The woman nearly dropped with relief, but she mustered her strength to run around to the pedestrian gate. “We’ve been hiding out in a cave nearby. I don’t suppose I could bring him here, could I? Would that be asking too much?” She stared at the enormous mansion behind Ailani. Surely it wasn’t too much to ask of someone who lived in such a place.
“That wouldn’t be my decision to make,” Ailani said, trying to figure out how to unlock the pedestrian gate from the inside. “I don’t actually live here. It’s my friend’s place—well, his family’s—and he doesn’t really get along with his father. It’s a long story.”
“If you could convince them—”
“Hey!” Matthew, the head of security, came running down the driveway, muttering furiously into a handheld radio. As he neared the gate, he pulled his gun from his pocket and aimed at the mother. “Get away from the gates.”
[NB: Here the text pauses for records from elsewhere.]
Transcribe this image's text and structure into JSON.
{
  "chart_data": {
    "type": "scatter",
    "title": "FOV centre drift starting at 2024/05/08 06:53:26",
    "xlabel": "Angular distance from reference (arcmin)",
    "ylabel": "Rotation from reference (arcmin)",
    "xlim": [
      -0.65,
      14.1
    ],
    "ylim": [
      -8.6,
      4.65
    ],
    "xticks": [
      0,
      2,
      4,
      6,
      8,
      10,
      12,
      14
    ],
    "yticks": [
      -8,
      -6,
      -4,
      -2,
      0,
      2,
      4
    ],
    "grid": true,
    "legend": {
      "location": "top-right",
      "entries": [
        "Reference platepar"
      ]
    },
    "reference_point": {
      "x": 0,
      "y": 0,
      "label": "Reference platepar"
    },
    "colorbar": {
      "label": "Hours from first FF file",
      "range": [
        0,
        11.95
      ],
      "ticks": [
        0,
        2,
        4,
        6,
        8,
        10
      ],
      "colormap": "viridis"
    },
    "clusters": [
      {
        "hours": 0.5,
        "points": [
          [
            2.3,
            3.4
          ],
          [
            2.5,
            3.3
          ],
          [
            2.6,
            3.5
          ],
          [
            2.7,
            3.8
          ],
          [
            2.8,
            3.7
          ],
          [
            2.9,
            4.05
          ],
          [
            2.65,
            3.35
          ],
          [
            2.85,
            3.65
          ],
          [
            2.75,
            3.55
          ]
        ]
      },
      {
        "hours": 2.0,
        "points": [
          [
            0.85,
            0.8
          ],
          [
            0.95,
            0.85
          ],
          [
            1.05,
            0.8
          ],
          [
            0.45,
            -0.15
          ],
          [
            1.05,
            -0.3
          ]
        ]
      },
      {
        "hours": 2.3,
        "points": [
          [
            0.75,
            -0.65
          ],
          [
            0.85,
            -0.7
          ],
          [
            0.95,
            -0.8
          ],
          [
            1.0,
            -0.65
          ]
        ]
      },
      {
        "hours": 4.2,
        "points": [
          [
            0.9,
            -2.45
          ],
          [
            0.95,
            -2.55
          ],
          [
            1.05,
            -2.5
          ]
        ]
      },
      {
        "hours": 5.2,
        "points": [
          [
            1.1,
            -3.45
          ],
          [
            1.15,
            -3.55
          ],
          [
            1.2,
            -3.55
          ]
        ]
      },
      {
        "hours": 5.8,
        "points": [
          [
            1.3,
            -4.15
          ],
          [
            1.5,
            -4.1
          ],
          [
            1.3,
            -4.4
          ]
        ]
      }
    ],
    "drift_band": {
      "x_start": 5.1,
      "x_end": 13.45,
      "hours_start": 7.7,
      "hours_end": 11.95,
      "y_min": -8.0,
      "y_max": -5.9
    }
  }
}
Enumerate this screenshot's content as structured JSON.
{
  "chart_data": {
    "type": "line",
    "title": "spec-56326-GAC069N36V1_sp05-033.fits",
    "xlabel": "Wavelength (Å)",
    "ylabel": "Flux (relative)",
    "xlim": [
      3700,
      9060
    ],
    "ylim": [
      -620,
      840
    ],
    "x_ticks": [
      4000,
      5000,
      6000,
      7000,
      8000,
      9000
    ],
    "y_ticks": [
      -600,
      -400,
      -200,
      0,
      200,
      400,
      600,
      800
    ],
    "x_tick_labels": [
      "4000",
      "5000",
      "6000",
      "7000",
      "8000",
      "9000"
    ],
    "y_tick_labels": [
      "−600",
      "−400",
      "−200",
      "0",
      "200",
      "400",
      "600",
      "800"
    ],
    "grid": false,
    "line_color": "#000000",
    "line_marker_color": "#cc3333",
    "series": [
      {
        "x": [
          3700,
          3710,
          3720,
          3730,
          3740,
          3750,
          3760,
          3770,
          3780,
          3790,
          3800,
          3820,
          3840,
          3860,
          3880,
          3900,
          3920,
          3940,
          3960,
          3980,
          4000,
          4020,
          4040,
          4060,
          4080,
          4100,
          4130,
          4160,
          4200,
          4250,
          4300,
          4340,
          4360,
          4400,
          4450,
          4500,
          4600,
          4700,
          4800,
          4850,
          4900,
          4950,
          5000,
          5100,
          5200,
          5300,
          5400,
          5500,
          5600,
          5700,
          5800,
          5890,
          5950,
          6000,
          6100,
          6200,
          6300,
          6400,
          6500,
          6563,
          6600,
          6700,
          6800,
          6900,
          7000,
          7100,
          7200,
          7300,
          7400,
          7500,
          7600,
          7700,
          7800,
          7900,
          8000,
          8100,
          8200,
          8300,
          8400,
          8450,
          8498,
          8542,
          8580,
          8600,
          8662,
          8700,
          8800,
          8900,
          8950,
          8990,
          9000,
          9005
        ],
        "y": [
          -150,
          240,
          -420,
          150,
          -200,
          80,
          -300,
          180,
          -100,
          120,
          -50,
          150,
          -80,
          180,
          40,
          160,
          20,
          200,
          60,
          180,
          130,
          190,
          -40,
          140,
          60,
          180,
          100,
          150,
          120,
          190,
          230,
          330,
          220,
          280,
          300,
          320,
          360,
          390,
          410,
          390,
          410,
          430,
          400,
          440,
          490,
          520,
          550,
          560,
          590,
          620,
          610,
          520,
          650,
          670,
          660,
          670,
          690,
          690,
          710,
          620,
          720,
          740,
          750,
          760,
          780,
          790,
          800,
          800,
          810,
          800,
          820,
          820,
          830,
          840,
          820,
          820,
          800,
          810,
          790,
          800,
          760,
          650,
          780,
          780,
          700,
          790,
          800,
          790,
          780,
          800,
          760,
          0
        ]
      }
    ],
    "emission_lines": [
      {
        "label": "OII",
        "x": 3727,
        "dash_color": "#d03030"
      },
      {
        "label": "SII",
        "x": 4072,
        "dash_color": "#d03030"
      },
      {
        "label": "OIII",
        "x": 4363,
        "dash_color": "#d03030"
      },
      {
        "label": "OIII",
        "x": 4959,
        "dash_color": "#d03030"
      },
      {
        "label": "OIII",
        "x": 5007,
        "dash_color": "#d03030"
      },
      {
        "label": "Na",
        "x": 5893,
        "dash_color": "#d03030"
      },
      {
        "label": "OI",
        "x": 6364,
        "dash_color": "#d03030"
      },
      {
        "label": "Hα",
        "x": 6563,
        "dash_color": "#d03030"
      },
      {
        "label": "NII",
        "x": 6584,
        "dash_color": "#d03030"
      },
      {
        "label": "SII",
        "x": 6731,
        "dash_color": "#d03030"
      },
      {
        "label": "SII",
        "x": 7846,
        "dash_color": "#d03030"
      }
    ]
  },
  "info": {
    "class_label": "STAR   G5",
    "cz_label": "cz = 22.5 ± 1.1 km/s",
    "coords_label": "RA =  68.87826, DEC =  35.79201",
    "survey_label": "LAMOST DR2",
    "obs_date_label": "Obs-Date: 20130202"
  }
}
She backed away hastily, lifting her hands in the air. “I’m sorry! I don’t mean to cause you any trouble. If you could spare some supplies for me and my son—”
“We don’t take in drifters,” Matthew spat. “Get out of here.”
“Put your gun down,” Ailani ordered Matthew. “She’s not armed, and not everyone is as rich as the Daileys. Go get her some food.”
Matthew glared at me. “I don’t take orders from you.”
“No, he takes orders from me,” boomed Raymond from the front porch. The other security guard, Graham, was nearby, holding another handheld radio. Matthew had notified them of the situation so quickly.
Raymond took his
time as he walked down the driveway. He threw Ailani a sneer as he passed her to look the desperate mother up and down. “Let me guess. You have some ridiculous sob story and a plea for help.”
The mother sniffled. “My son broke his arm—”
Raymond turned around and muttered in Matthew’s ear, “Shoot her. Then get rid of her. I can’t risk her going back to whoever else might be hanging around and telling them about us.”
“Are you crazy?” Ailani asked. “You can’t shoot her. She didn’t do anything wrong.”
The woman, who was smart enough to know a losing battle, began backing farther away from the gates. Matthew raised his gun again.
“Do it,” Raymond ordered.
The woman turned on her heel and fled through the forest. Matthew closed one eye and took aim. Right as he chambered his gun, Ailani leapt onto him and yanked his arms down.
He pulled the trigger.
17
The bullet went wide, ricocheted off one of the stone pillars that framed the driveway, and landed in the dirt several feet away. Ailani clawed at Matthew’s face and hands. She knew she wouldn’t be able to get the gun from him, but she could at least distract him long enough to prevent him from shooting the woman. The security guard let out a strangled yell as Ailani dug her nails into his cheeks, drawing blood from them. He dropped the gun to tear her hands from his skin, but she wouldn’t let go without a fight. He folded forward, using his momentum to flip Ailani over his hip. She landed flat on her back in the dirt with such force that all of the air was forced out of her lungs. She tipped her chin and looked backward. The troubled mother had vanished into the forest, no worse for wear.
Before Ailani could catch her breath, Raymond dragged her up from the ground by her hair. She yelped and fought against him, but the pain in her scalp was too staggering to do anything but go with the force that compelled her upward. As she struggled to get her feet under her, Raymond’s snarling face appeared in her view.